Saturday 27 October 2012

From Zero to 'hero' in 7 weeks. GB para canoe selection.

It felt very odd standing at the paddler briefing at the GB selection event. Lots of Team GB track suits and athletes who's faces I recognised. They must have wondered who I was, standing there in my cycling 'race team' kit ( I hadn't bothered buying any canoe specific kit yet). Only my boat shoes confirmed that I probably hadn't turned up to the wrong briefing! 

"Is everyone ok with the starting mechanism?" Steve Harris ex world champion and head of the para canoe program was asking.
I hesitated, then reluctantly put my hand up. There was an awkward moment when all the other Athletes eyes seemed to turn to me- the only one in cycling kit. "Im not sure how it works" I said. I had just admitted out loud to everyone that I was a newbie and that I had never been in a race.  

The day was precisely organised. Every athlete had to do 2 water 200m time trials, an ergo test and I, as a new athlete was to have my para athlete classification medical as well. 

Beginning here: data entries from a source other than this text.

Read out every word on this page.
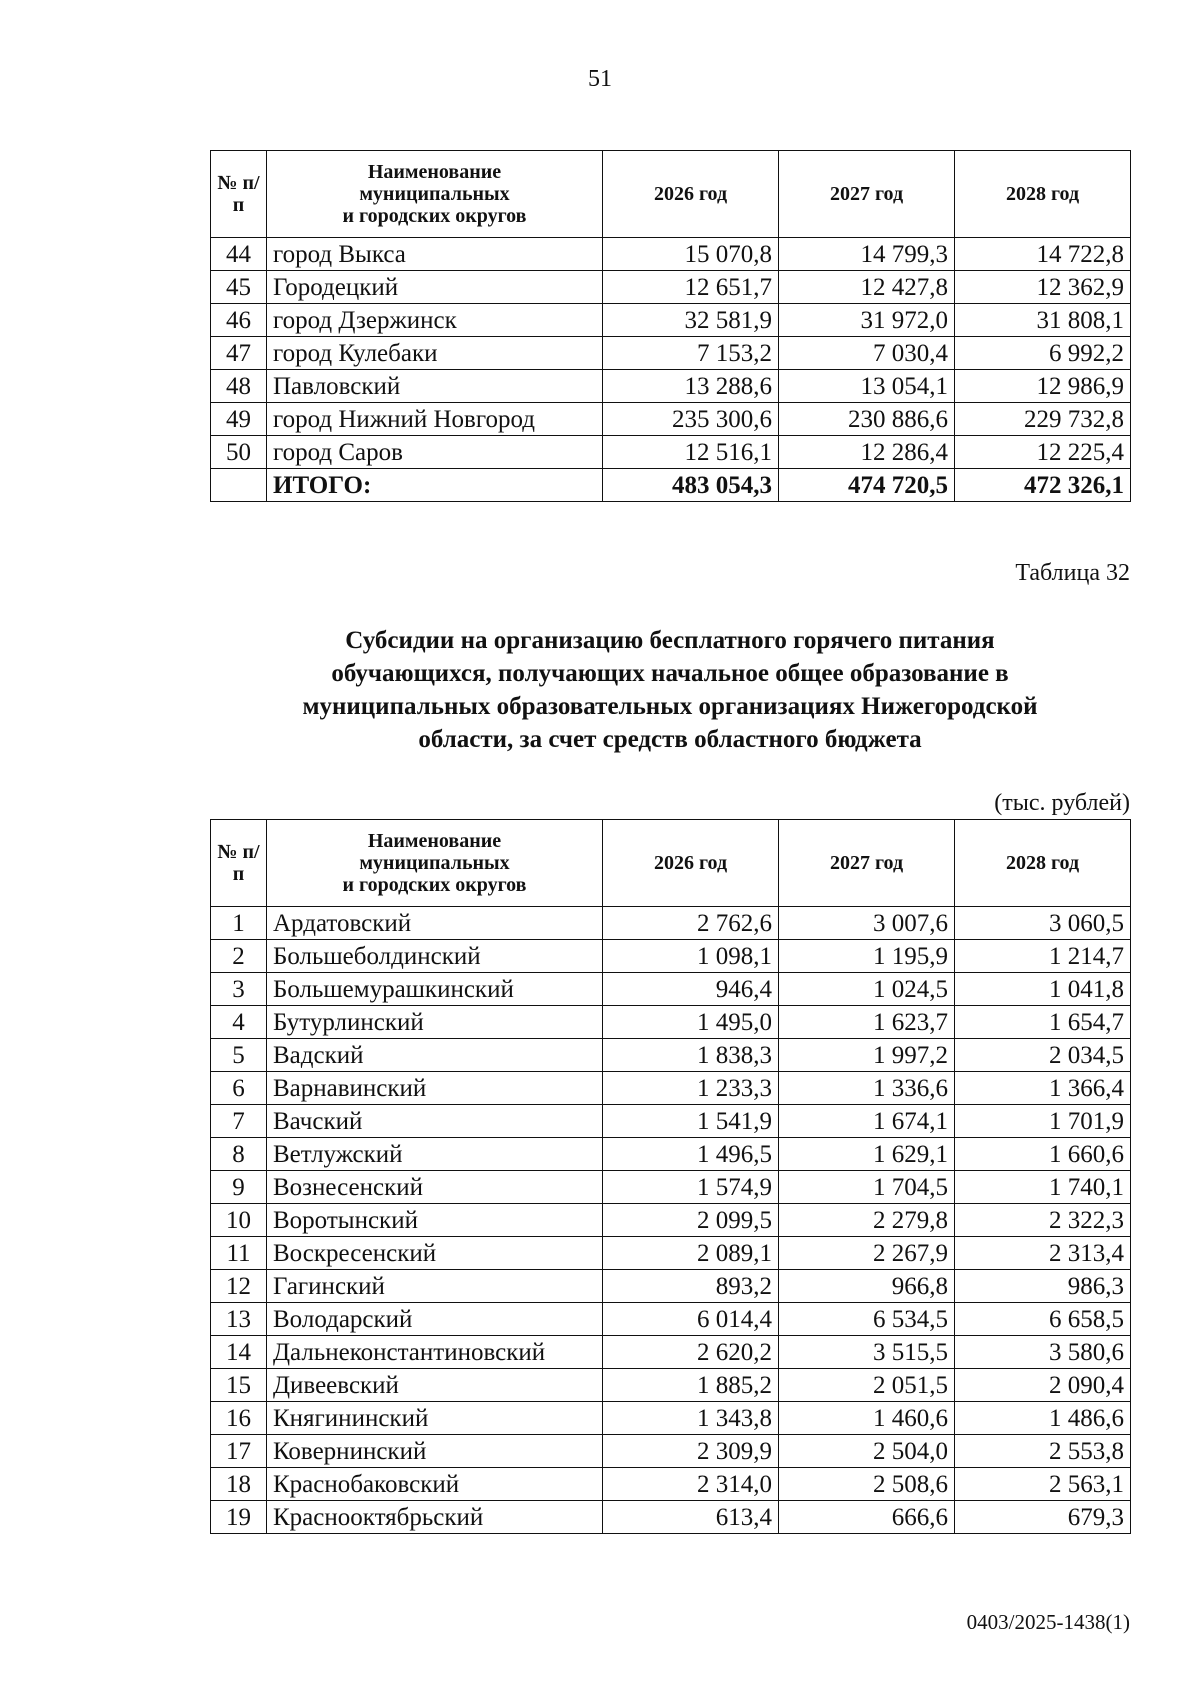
51
№ п/п	Наименование
муниципальных
и городских округов	2026 год	2027 год	2028 год
44	город Выкса	15 070,8	14 799,3	14 722,8
45	Городецкий	12 651,7	12 427,8	12 362,9
46	город Дзержинск	32 581,9	31 972,0	31 808,1
47	город Кулебаки	7 153,2	7 030,4	6 992,2
48	Павловский	13 288,6	13 054,1	12 986,9
49	город Нижний Новгород	235 300,6	230 886,6	229 732,8
50	город Саров	12 516,1	12 286,4	12 225,4
	ИТОГО:	483 054,3	474 720,5	472 326,1
Таблица 32
Субсидии на организацию бесплатного горячего питания
обучающихся, получающих начальное общее образование в
муниципальных образовательных организациях Нижегородской
области, за счет средств областного бюджета
(тыс. рублей)
№ п/п	Наименование
муниципальных
и городских округов	2026 год	2027 год	2028 год
1	Ардатовский	2 762,6	3 007,6	3 060,5
2	Большеболдинский	1 098,1	1 195,9	1 214,7
3	Большемурашкинский	946,4	1 024,5	1 041,8
4	Бутурлинский	1 495,0	1 623,7	1 654,7
5	Вадский	1 838,3	1 997,2	2 034,5
6	Варнавинский	1 233,3	1 336,6	1 366,4
7	Вачский	1 541,9	1 674,1	1 701,9
8	Ветлужский	1 496,5	1 629,1	1 660,6
9	Вознесенский	1 574,9	1 704,5	1 740,1
10	Воротынский	2 099,5	2 279,8	2 322,3
11	Воскресенский	2 089,1	2 267,9	2 313,4
12	Гагинский	893,2	966,8	986,3
13	Володарский	6 014,4	6 534,5	6 658,5
14	Дальнеконстантиновский	2 620,2	3 515,5	3 580,6
15	Дивеевский	1 885,2	2 051,5	2 090,4
16	Княгининский	1 343,8	1 460,6	1 486,6
17	Ковернинский	2 309,9	2 504,0	2 553,8
18	Краснобаковский	2 314,0	2 508,6	2 563,1
19	Краснооктябрьский	613,4	666,6	679,3
0403/2025-1438(1)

It was time to head out for my water time trial - I wished my legs would stop shaking with nerves as I walked over to my boat. To my surprise, my coach had put my name in large letters across the bow making me smile which also seemed to calm my legs down a bit. 

Ready steady.... Last week I had capsized and frightened myself comprehensively by being unable to breathe in the freezing water as I struggled to swim to the shore.
This image was not helping! 

go! 

The bucket start mechanism released the boat and I plunged the paddle into the water. All technique seemed to go to pot ( frog in a blender comes to mind) as I furiously splashed my way down the course.  I vaguely remember going cross eyed as I pushed to my maximum. At about 150m everything was excruciatingly painful and it felt like my eyeballs and core muscles would pop. How can a minute or so of exercise be so hard? I told myself to "get a grip, it was only temporary" I put the pain out of my head, went more cross eyed, hoped nothing would burst and pushed harder. I had worked incredibly hard over the past 7 weeks, this was a one chance opportunity and I had put everything into it. I had been coached at Wey Kayak club 3 times a week under the critical but encouraging eyes of Claire Gunney. (ex team GB and marathon champ) We practiced until my body felt like a rag doll and my hands bled. I had travelled to Nottingham once a week for more torture. I squeezed in daily gym sessions which focused on changing my strong cycling core into a kayaking core. I worked on facilitating the strength I already had into specific kayaking patterns. ( being a physio is really useful sometimes and this is the kind of work I specialise in.)

At the end of the time trial I was too out of breath to smile but I knew I had done my best. I was really pleased that  A. I hadn't fallen in and B.despite being cross eyed had managed a vaguely straight line (not as easy as it sounds) I also felt it was a decent time. But was it good enough for the team?

My coach was grinning, he had been right. That games-maker he met in the coffee shop 2 months ago was a para-canoeist (even though she didn't know it yet). I had posted the fastest time of the day out of all the girls, including those already on the GB team! Yaaaaaay!

Not only that, I had received my official para classification enabling me to be a LTA classified athlete. I had had mixed feelings about putting myself forward to officially classify my 'disability' Admitting to this disability, in my mind was a failure. I had struggled on in denial trying unsuccessfully to race my bike, becoming increasingly frustrated and depressed with my weak leg limiting me. I was really very down about it until I was given this opportunity to do something completely different. It was as if a light had gone on in my head and I had something positive to work towards again rather than standing at a dead end trying to 'ride my bike through a brick wall'. One door closes but another one opens, and classification (despite being something I didn't want to be true) was the key to that door. 

I had made it! In seven weeks I had managed to achieve the squad selection time!

The official email followed welcoming me onto the GB squad with a list of dates- including the world champs 2013- to keep free.. 

I keep having to re read that email just to make sure. It doesn't seem possible that a chance meeting in a coffee shop at the Olympics (see my olympic legacy post) would lead to this. I still can't believe that I made it onto the GB squad never having raced a canoe and having spent nothing on canoeing except petrol and precisely £ 6.99 on a pair of boat shoes! 

It just goes to show that anything is possible if you are open to change, want it enough and have the correct support around you.
I could never have decreased my time to get squad time without the coaches at Wey kayak club and of course Colin the Games-maker/GB coach who saw beyond the lopsided cyclist.